Troy effectively positions her findings within a broader debate on cultural policy and censorship under the Third Reich, although this reviewer would have liked to see some of these points explored in more detail. These wider issues are often raised fleetingly, before the narrative returns to the details of the history of the business and its protagonists. Troy has indeed extracted full value from her sources, but some of the biographical detail on fairly minor players in this story might have been omitted. At times the impact made by Albatross seems overstated. Yet Troy skilfully reveals the Albatross Press's success in perceiving a shifting market for its product, from Anglo-American tourists to domestic German readers, gambling on a curiosity about Anglophone culture, previously noted by Gerwin Strobl, which survived long into the Third Reich.

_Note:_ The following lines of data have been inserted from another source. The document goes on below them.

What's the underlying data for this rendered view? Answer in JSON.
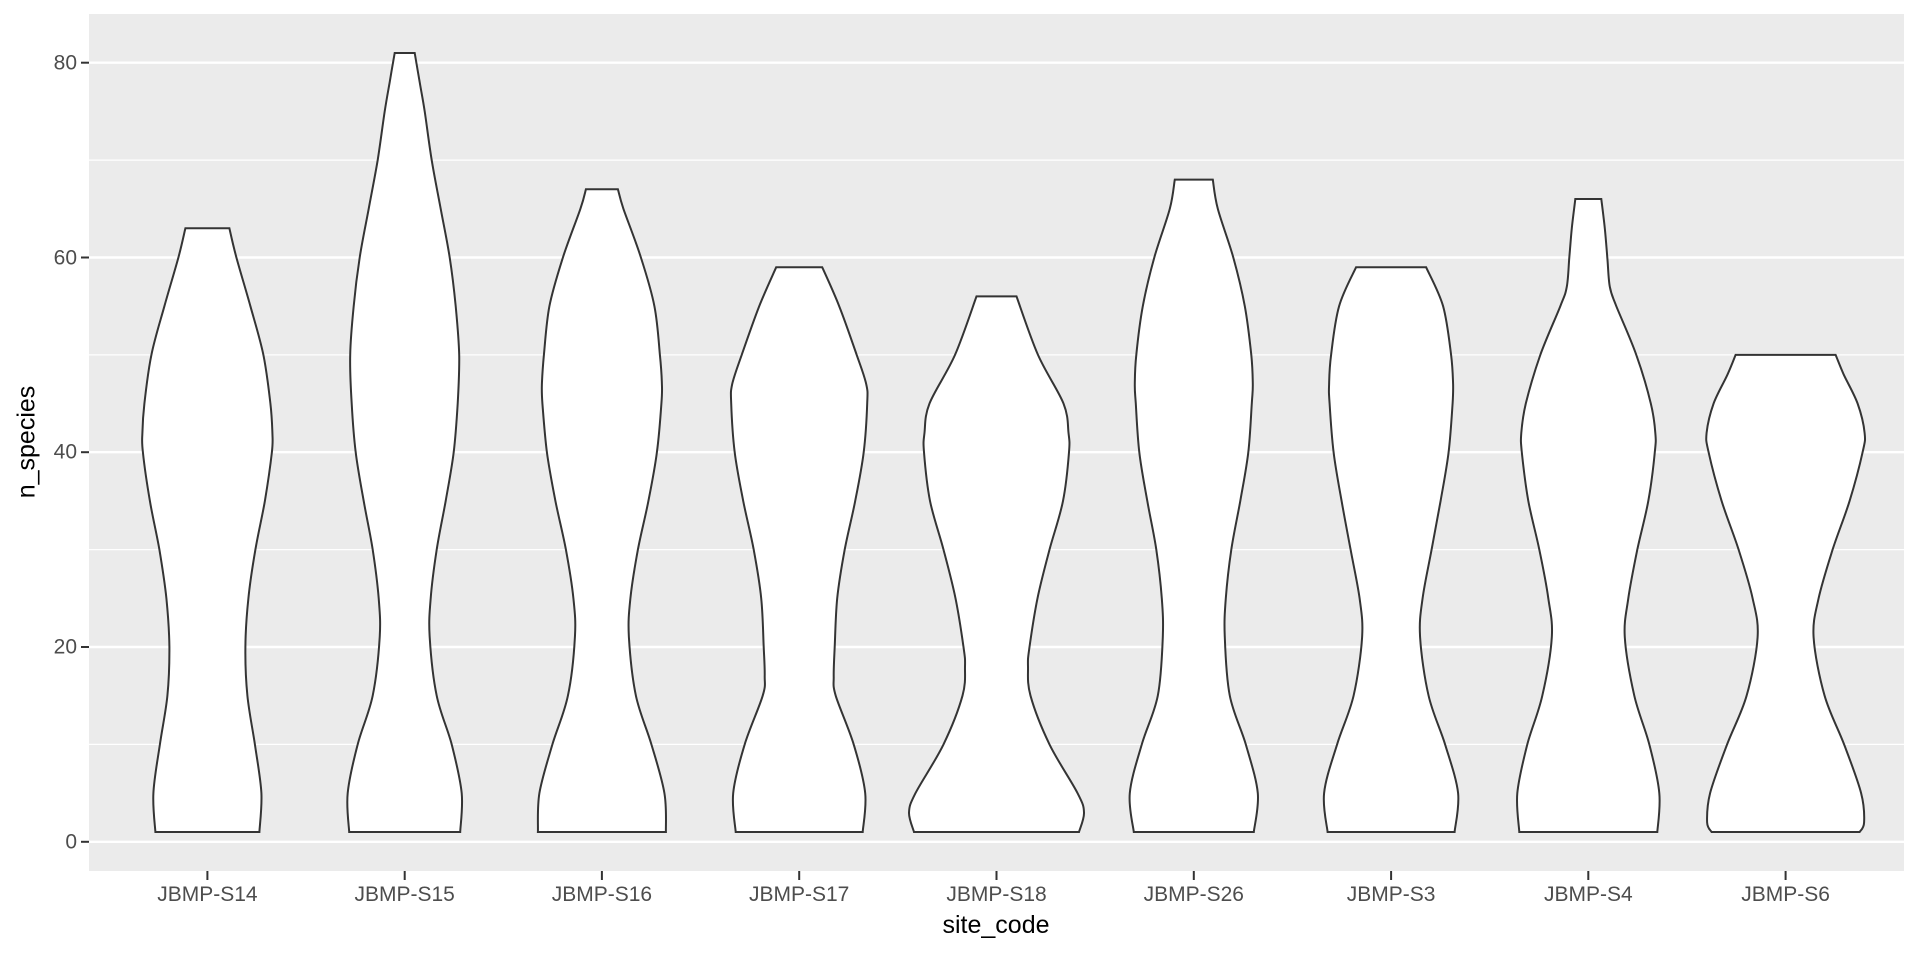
{
  "chart_data": {
    "type": "violin",
    "title": "",
    "xlabel": "site_code",
    "ylabel": "n_species",
    "categories": [
      "JBMP-S14",
      "JBMP-S15",
      "JBMP-S16",
      "JBMP-S17",
      "JBMP-S18",
      "JBMP-S26",
      "JBMP-S3",
      "JBMP-S4",
      "JBMP-S6"
    ],
    "y_major_ticks": [
      0,
      20,
      40,
      60,
      80
    ],
    "y_minor_gridlines": [
      10,
      30,
      50,
      70
    ],
    "y_panel_range": [
      -3,
      85
    ],
    "grid": "on",
    "legend": "none",
    "violins": [
      {
        "site": "JBMP-S14",
        "min": 1,
        "max": 63,
        "profile": [
          [
            63,
            22
          ],
          [
            60,
            29
          ],
          [
            55,
            43
          ],
          [
            50,
            56
          ],
          [
            45,
            63
          ],
          [
            42,
            65
          ],
          [
            40,
            64.5
          ],
          [
            35,
            57.5
          ],
          [
            30,
            48
          ],
          [
            25,
            41
          ],
          [
            20,
            38
          ],
          [
            15,
            40
          ],
          [
            10,
            47.5
          ],
          [
            5,
            54
          ],
          [
            1,
            52
          ]
        ]
      },
      {
        "site": "JBMP-S15",
        "min": 1,
        "max": 81,
        "profile": [
          [
            81,
            10
          ],
          [
            78,
            15
          ],
          [
            75,
            20
          ],
          [
            70,
            27
          ],
          [
            65,
            36
          ],
          [
            60,
            45
          ],
          [
            55,
            51
          ],
          [
            50,
            54.5
          ],
          [
            45,
            53
          ],
          [
            40,
            49
          ],
          [
            35,
            41
          ],
          [
            30,
            32
          ],
          [
            25,
            26
          ],
          [
            21,
            25
          ],
          [
            15,
            32
          ],
          [
            10,
            47
          ],
          [
            5,
            57
          ],
          [
            1,
            55.5
          ]
        ]
      },
      {
        "site": "JBMP-S16",
        "min": 1,
        "max": 67,
        "profile": [
          [
            67,
            16
          ],
          [
            65,
            21.5
          ],
          [
            60,
            39
          ],
          [
            55,
            52.5
          ],
          [
            50,
            58
          ],
          [
            47,
            60
          ],
          [
            45,
            59.5
          ],
          [
            40,
            55
          ],
          [
            35,
            46.5
          ],
          [
            30,
            36
          ],
          [
            25,
            28.5
          ],
          [
            21,
            27
          ],
          [
            15,
            34
          ],
          [
            10,
            49.5
          ],
          [
            5,
            62.5
          ],
          [
            1,
            64
          ]
        ]
      },
      {
        "site": "JBMP-S17",
        "min": 1,
        "max": 59,
        "profile": [
          [
            59,
            23
          ],
          [
            55,
            40
          ],
          [
            50,
            57.5
          ],
          [
            47,
            67
          ],
          [
            45,
            68
          ],
          [
            40,
            64.5
          ],
          [
            35,
            56
          ],
          [
            30,
            45.5
          ],
          [
            25,
            38
          ],
          [
            20,
            35.5
          ],
          [
            17,
            34.5
          ],
          [
            15,
            36.5
          ],
          [
            10,
            54.5
          ],
          [
            5,
            66
          ],
          [
            1,
            63.5
          ]
        ]
      },
      {
        "site": "JBMP-S18",
        "min": 1,
        "max": 56,
        "profile": [
          [
            56,
            20
          ],
          [
            50,
            41.5
          ],
          [
            45,
            67
          ],
          [
            42,
            72
          ],
          [
            40,
            72.5
          ],
          [
            35,
            66.5
          ],
          [
            30,
            53
          ],
          [
            25,
            41
          ],
          [
            20,
            33
          ],
          [
            18,
            31.5
          ],
          [
            15,
            34
          ],
          [
            10,
            53
          ],
          [
            5,
            81
          ],
          [
            3,
            87.5
          ],
          [
            1,
            82.5
          ]
        ]
      },
      {
        "site": "JBMP-S26",
        "min": 1,
        "max": 68,
        "profile": [
          [
            68,
            19
          ],
          [
            65,
            24
          ],
          [
            60,
            39.5
          ],
          [
            55,
            51
          ],
          [
            50,
            57.5
          ],
          [
            47,
            59
          ],
          [
            45,
            58
          ],
          [
            40,
            54.5
          ],
          [
            35,
            46.5
          ],
          [
            30,
            37.5
          ],
          [
            25,
            32
          ],
          [
            21,
            31
          ],
          [
            15,
            36
          ],
          [
            10,
            52
          ],
          [
            5,
            64
          ],
          [
            1,
            60
          ]
        ]
      },
      {
        "site": "JBMP-S3",
        "min": 1,
        "max": 59,
        "profile": [
          [
            59,
            35
          ],
          [
            55,
            52
          ],
          [
            50,
            60
          ],
          [
            47,
            62
          ],
          [
            45,
            61.5
          ],
          [
            40,
            57.5
          ],
          [
            35,
            49.5
          ],
          [
            30,
            40.5
          ],
          [
            25,
            31.5
          ],
          [
            21,
            29
          ],
          [
            15,
            37.5
          ],
          [
            10,
            54
          ],
          [
            5,
            67
          ],
          [
            1,
            63.5
          ]
        ]
      },
      {
        "site": "JBMP-S4",
        "min": 1,
        "max": 66,
        "profile": [
          [
            66,
            13
          ],
          [
            63,
            16.5
          ],
          [
            60,
            19
          ],
          [
            57,
            21.5
          ],
          [
            55,
            28
          ],
          [
            50,
            48
          ],
          [
            45,
            62.5
          ],
          [
            42,
            67
          ],
          [
            40,
            66.5
          ],
          [
            35,
            60
          ],
          [
            30,
            49
          ],
          [
            25,
            40
          ],
          [
            21,
            36.5
          ],
          [
            15,
            46
          ],
          [
            10,
            61
          ],
          [
            5,
            71
          ],
          [
            1,
            69
          ]
        ]
      },
      {
        "site": "JBMP-S6",
        "min": 1,
        "max": 50,
        "profile": [
          [
            50,
            50
          ],
          [
            48,
            58
          ],
          [
            45,
            72
          ],
          [
            42,
            79
          ],
          [
            40,
            77
          ],
          [
            35,
            64
          ],
          [
            30,
            47
          ],
          [
            25,
            33
          ],
          [
            21,
            28
          ],
          [
            15,
            39
          ],
          [
            10,
            58.5
          ],
          [
            5,
            75.5
          ],
          [
            2,
            78.5
          ],
          [
            1,
            74
          ]
        ]
      }
    ],
    "colors": {
      "panel_bg": "#EBEBEB",
      "gridline": "#FFFFFF",
      "violin_fill": "#FFFFFF",
      "violin_stroke": "#343434",
      "tick_mark": "#333333",
      "tick_label": "#4D4D4D",
      "axis_title": "#000000"
    }
  }
}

This curiosity was due not least to the regime's own failure: its security services in 1938 noted that translated literature offset an "obvious lack of good, entertaining reading" available in Germany (162).
"Burdened by its past" (312) after 1945, the Albatross Press failed to make a successful transition into the postwar world: squeezed by cheaper, Marshall-Aid backed US competitors, and encountering hostility from Allied occupiers and continental publics alike as a "German" or even "Nazi" concern, the firm ceased trading in 1955. Yet in her highly readable and richly detailed history, Troy makes a case for Albatross as an interwar transnational success story, skilfully navigating the strictures of the Nazi state and keeping the flame of Anglo-American literary modernism—and thereby, she argues, liberal democratic values more generally—in challenging circumstances. At a time when such values, and international understanding more broadly, seem increasingly imperiled once more, her book makes for illuminating, and occasionally melancholy, reading.